A home that had burned to the ground. A two-story house, now little more than a heap of gray ash and rubble.

Next to it, her mother’s naked body, tied to a tree, her throat slashed open.

Two kilometers. Bach could run the distance in twelve minutes, even with this pack on her back. She could walk it in twenty. But it takes her almost forty minutes in this cautious, plodding fashion.

Along the way, little animals bounce out of her path, even a few deer, freezing in place on her approach, then bounding away. But no more coyotes, or whatever they were. Maybe word got out not to mess with the girl with the gun.

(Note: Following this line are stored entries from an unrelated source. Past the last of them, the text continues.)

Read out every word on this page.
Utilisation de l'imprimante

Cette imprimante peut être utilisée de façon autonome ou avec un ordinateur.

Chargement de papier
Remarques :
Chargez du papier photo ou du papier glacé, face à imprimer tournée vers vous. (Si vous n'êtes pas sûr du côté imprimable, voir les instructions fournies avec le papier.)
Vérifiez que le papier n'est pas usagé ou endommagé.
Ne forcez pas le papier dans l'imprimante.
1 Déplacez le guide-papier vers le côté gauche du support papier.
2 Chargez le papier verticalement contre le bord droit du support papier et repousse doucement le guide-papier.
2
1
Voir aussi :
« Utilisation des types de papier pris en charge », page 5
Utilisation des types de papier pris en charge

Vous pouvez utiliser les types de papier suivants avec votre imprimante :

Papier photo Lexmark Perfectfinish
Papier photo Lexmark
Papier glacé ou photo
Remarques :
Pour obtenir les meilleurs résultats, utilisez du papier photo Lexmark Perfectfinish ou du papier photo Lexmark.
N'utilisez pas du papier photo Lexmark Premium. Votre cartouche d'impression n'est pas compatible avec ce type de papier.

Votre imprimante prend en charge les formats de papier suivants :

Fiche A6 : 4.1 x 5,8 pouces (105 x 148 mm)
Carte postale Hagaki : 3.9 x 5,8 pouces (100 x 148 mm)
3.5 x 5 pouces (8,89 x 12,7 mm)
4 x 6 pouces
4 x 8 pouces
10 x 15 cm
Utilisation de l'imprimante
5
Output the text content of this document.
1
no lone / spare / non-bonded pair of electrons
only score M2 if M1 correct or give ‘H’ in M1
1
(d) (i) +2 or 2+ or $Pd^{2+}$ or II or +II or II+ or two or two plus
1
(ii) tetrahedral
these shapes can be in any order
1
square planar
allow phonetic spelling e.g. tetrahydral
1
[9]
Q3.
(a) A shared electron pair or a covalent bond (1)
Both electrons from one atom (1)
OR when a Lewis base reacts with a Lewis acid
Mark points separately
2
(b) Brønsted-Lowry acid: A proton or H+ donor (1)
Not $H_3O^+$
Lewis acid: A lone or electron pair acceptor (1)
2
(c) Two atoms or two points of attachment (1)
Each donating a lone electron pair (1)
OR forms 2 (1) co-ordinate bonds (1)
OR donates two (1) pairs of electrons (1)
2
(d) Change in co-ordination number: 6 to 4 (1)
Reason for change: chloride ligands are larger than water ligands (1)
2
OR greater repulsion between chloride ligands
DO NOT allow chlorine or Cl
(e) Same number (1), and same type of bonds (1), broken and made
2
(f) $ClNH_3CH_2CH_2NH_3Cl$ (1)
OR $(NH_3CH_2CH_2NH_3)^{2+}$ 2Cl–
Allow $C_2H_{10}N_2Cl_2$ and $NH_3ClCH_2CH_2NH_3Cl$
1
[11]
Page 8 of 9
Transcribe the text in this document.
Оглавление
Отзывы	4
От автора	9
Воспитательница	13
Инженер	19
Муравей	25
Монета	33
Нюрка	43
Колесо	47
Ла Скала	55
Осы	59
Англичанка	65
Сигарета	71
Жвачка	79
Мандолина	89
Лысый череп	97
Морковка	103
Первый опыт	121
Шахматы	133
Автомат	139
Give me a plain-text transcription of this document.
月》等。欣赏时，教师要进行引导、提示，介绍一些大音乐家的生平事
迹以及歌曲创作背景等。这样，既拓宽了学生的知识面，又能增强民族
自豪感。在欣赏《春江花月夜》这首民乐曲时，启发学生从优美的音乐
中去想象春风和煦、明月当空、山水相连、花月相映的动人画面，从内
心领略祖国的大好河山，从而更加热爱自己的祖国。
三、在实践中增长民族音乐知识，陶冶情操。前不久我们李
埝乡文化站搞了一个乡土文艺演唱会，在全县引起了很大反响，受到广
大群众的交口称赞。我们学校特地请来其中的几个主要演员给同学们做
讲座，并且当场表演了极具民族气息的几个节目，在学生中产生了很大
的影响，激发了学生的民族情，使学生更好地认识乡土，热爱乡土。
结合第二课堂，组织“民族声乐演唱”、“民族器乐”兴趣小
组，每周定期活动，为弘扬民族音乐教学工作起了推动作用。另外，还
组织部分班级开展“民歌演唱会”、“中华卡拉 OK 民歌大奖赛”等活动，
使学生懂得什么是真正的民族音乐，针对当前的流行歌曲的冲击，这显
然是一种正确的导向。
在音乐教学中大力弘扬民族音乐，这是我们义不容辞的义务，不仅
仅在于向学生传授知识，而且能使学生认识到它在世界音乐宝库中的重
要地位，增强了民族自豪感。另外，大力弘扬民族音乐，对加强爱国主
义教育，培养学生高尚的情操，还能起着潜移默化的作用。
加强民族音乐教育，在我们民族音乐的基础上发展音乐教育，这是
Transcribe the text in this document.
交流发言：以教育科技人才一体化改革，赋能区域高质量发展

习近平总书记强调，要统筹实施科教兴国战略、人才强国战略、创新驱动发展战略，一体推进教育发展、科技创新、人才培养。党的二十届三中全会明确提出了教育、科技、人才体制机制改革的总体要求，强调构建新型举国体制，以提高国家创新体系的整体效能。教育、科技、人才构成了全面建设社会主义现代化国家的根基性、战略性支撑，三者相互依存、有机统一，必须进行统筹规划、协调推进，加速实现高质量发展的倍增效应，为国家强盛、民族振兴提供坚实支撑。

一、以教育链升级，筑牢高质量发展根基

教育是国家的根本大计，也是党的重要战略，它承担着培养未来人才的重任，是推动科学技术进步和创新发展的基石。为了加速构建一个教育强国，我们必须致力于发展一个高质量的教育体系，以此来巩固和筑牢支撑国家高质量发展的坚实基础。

She hasn’t strayed far from the east side of the acreage, heading due north during her jaunt and sticking close to the lake’s shoreline. The patrols aren’t likely to come from that side but rather from the north, south, or west.

She reaches the tree, the thickest one she’s seen in these woods. Sixty feet high and two feet in diameter, she was told, which to her means about eighteen meters high and sixty centimeters wide. Tall and skinny.

This is where it will happen. This is where she will kill him.

Above her, the tree is thick with leaves and strong branches, easy to climb. But from the ground, there is nothing to latch onto. Full climbing gear—a lanyard, foot spikes—would be too cumbersome, too heavy to transport.

From her bag, she removes the cord of rope with a noose on one end. She throws it up over the lowest-hanging branch, a good four meters above ground—about thirteen feet high. It takes her three tries to get the noose end over the branch. Then she raises up the other side of the rope as the noose side lowers down to her.

Once she has it in her hand, she slides the straight end of the rope through the noose. Then she pulls down on the straight end slowly, careful to avoid any snags, as the noose end slowly rises again. On the branch, the two sides come together in a knot.